Initiatorin Pauline Tillmann, freie Russland-Korrespondentin u. a. für den Bayerischen Rundfunk, bewegt sich in einer Nachrichtenwelt, die vor allem von Männern gestaltet wird.
„Die Welt wird uns von Männern wie Peter Scholl-Latour erklärt, Gott hab ihn selig“, sagt Tillmann. „Er war eine Allzweckwaffe, die man immer einladen konnte.“ Unzweifelhaft war er auch einer der profiliertesten Journalisten, und, so Tillmann, „er war Augenzeuge bei geschichtsträchtigen Ereignissen. Aber die lagen 30 Jahre zurück.“
„Ich sollte mit Mitte 30 nochmal nachfragen“
Was ist mit aktuellen Ereignissen? Und was ist mit den jungen Korrespondentinnen, die aus aller Welt berichten? Ihre Namen sind in der Regel nicht bekannt; in den großen Medien kommen sie kaum vor, in Talkshows schon sowieso nicht (s. dazu auch meine Rubrik „Nachgezählt“).
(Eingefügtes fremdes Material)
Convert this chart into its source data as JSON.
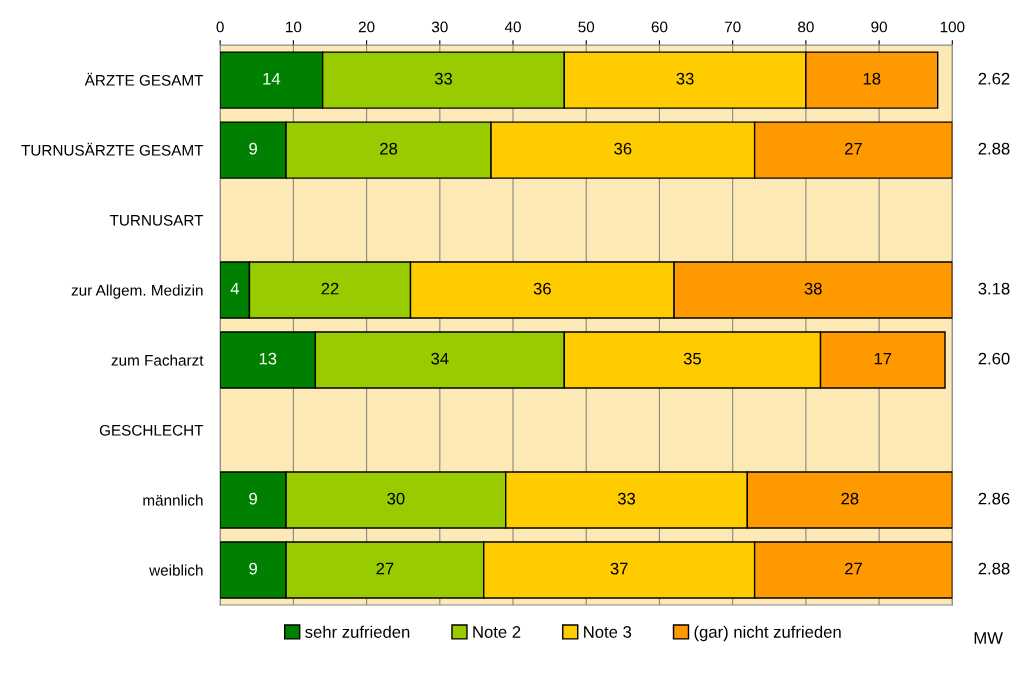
{
  "chart_data": {
    "type": "bar",
    "orientation": "horizontal",
    "stacked": true,
    "categories": [
      "ÄRZTE GESAMT",
      "TURNUSÄRZTE GESAMT",
      "TURNUSART",
      "zur Allgem. Medizin",
      "zum Facharzt",
      "GESCHLECHT",
      "männlich",
      "weiblich"
    ],
    "series": [
      {
        "name": "sehr zufrieden",
        "color": "#008000",
        "values": [
          14,
          9,
          null,
          4,
          13,
          null,
          9,
          9
        ]
      },
      {
        "name": "Note 2",
        "color": "#99cc00",
        "values": [
          33,
          28,
          null,
          22,
          34,
          null,
          30,
          27
        ]
      },
      {
        "name": "Note 3",
        "color": "#ffcc00",
        "values": [
          33,
          36,
          null,
          36,
          35,
          null,
          33,
          37
        ]
      },
      {
        "name": "(gar) nicht zufrieden",
        "color": "#ff9900",
        "values": [
          18,
          27,
          null,
          38,
          17,
          null,
          28,
          27
        ]
      }
    ],
    "xlim": [
      0,
      100
    ],
    "xticks": [
      0,
      10,
      20,
      30,
      40,
      50,
      60,
      70,
      80,
      90,
      100
    ],
    "grid": "x",
    "legend": "bottom",
    "data_labels": true,
    "annotations": [
      "2.62",
      "2.88",
      "3.18",
      "2.60",
      "2.86",
      "2.88",
      "MW"
    ]
  }
}
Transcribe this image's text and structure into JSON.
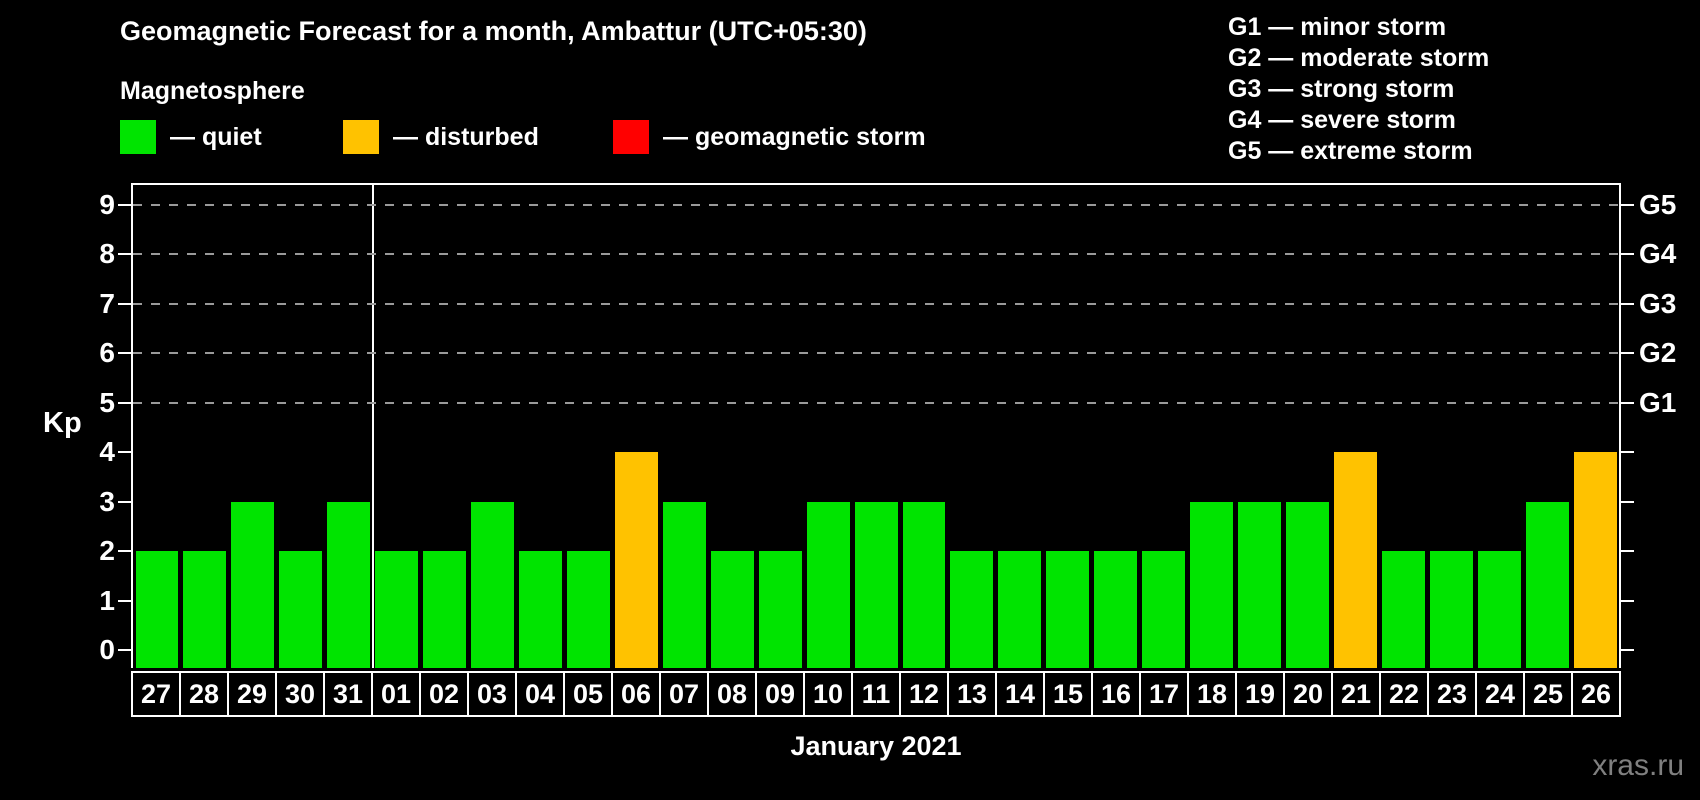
{
  "page": {
    "background": "#000000",
    "watermark": "xras.ru"
  },
  "header": {
    "title": "Geomagnetic Forecast for a month, Ambattur (UTC+05:30)",
    "legend_heading": "Magnetosphere",
    "legend_items": [
      {
        "name": "quiet",
        "label": "— quiet",
        "color": "#00e400"
      },
      {
        "name": "disturbed",
        "label": "— disturbed",
        "color": "#ffc200"
      },
      {
        "name": "storm",
        "label": "— geomagnetic storm",
        "color": "#ff0000"
      }
    ],
    "g_scale_legend": [
      "G1 — minor storm",
      "G2 — moderate storm",
      "G3 — strong storm",
      "G4 — severe storm",
      "G5 — extreme storm"
    ]
  },
  "chart_data": {
    "type": "bar",
    "title": "Geomagnetic Forecast for a month, Ambattur (UTC+05:30)",
    "xlabel": "January 2021",
    "ylabel": "Kp",
    "ylim": [
      0,
      9
    ],
    "y_ticks": [
      0,
      1,
      2,
      3,
      4,
      5,
      6,
      7,
      8,
      9
    ],
    "grid": {
      "dashed_levels": [
        5,
        6,
        7,
        8,
        9
      ],
      "color": "#9a9a9a"
    },
    "right_axis_labels": [
      {
        "label": "G1",
        "kp": 5
      },
      {
        "label": "G2",
        "kp": 6
      },
      {
        "label": "G3",
        "kp": 7
      },
      {
        "label": "G4",
        "kp": 8
      },
      {
        "label": "G5",
        "kp": 9
      }
    ],
    "categories": [
      "27",
      "28",
      "29",
      "30",
      "31",
      "01",
      "02",
      "03",
      "04",
      "05",
      "06",
      "07",
      "08",
      "09",
      "10",
      "11",
      "12",
      "13",
      "14",
      "15",
      "16",
      "17",
      "18",
      "19",
      "20",
      "21",
      "22",
      "23",
      "24",
      "25",
      "26"
    ],
    "values": [
      2,
      2,
      3,
      2,
      3,
      2,
      2,
      3,
      2,
      2,
      4,
      3,
      2,
      2,
      3,
      3,
      3,
      2,
      2,
      2,
      2,
      2,
      3,
      3,
      3,
      4,
      2,
      2,
      2,
      3,
      4
    ],
    "statuses": [
      "quiet",
      "quiet",
      "quiet",
      "quiet",
      "quiet",
      "quiet",
      "quiet",
      "quiet",
      "quiet",
      "quiet",
      "disturbed",
      "quiet",
      "quiet",
      "quiet",
      "quiet",
      "quiet",
      "quiet",
      "quiet",
      "quiet",
      "quiet",
      "quiet",
      "quiet",
      "quiet",
      "quiet",
      "quiet",
      "disturbed",
      "quiet",
      "quiet",
      "quiet",
      "quiet",
      "disturbed"
    ],
    "series_colors": {
      "quiet": "#00e400",
      "disturbed": "#ffc200",
      "storm": "#ff0000"
    },
    "month_separator_after": "31",
    "legend_position": "top-left"
  }
}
„Man muss als Frau immer Mitte-Ende 30 sein, um [aus dem Ausland] berichten zu dürfen“, sagt Tillmann. „Es gibt durchaus junge Leute, die gepusht werden, aber das sind Männer wie Stephan Stuchlik oder Markus Preiß. Frauen traut man das nicht zu, und das ist total ungerechtfertigt. Ich merke das immer, wenn ich bei Diskussionspanels auftrete, eine Keynote halte oder in der Journalistenschule Seminare gebe. Da sind viele verwundert, dass ich in so jungen Jahren eine solche Expertise habe.“
Warum das so ist, kann sie nur anhand ihrer eigenen Erfahrung schätzen: „Als ich mit 27 ins Ausland wollte, hat man mir signalisiert, dass ich mit Mitte 30 nochmal nachfragen sollte. Die Arbeitsbedingungen von 24/7 kann man da aber nicht mehr erfüllen. In jüngerem Alter wären die Frauen flexibler, sie brennen und haben Lust auf den Job, aber die meisten Fernseh- und Hörfunkdirektoren und Chefredakteure trauen sich nicht, diese Kolleginnen nach draußen zu schicken.“
Die ewige Reduktion aufs Äußere und vermeintlich „weibliche“ Berufe und Hobbys
Mit Mitte 30 sollte sie also nochmal nachfragen. Doch das ist die Zeit, in der viele Frauen eine Familie gründen. Und das ist mit einem Korrespondentinnenjob, der, wie Tillmann sagt, die Frauen rund um die Uhr fordert, nur kaum vereinbar. Für viele Journalistinnen heißt das, sich zwischen Karriere und Kindern entscheiden zu müssen. Entscheiden sie sich für Kinder, sind sie mit großer Wahrscheinlichkeit für längere Zeit weg vom (Auslands-) Fenster. Und der spätere Wiedereinstieg in den Job ist für die meisten Journalistinnen nicht leichter als in anderen Berufszweigen.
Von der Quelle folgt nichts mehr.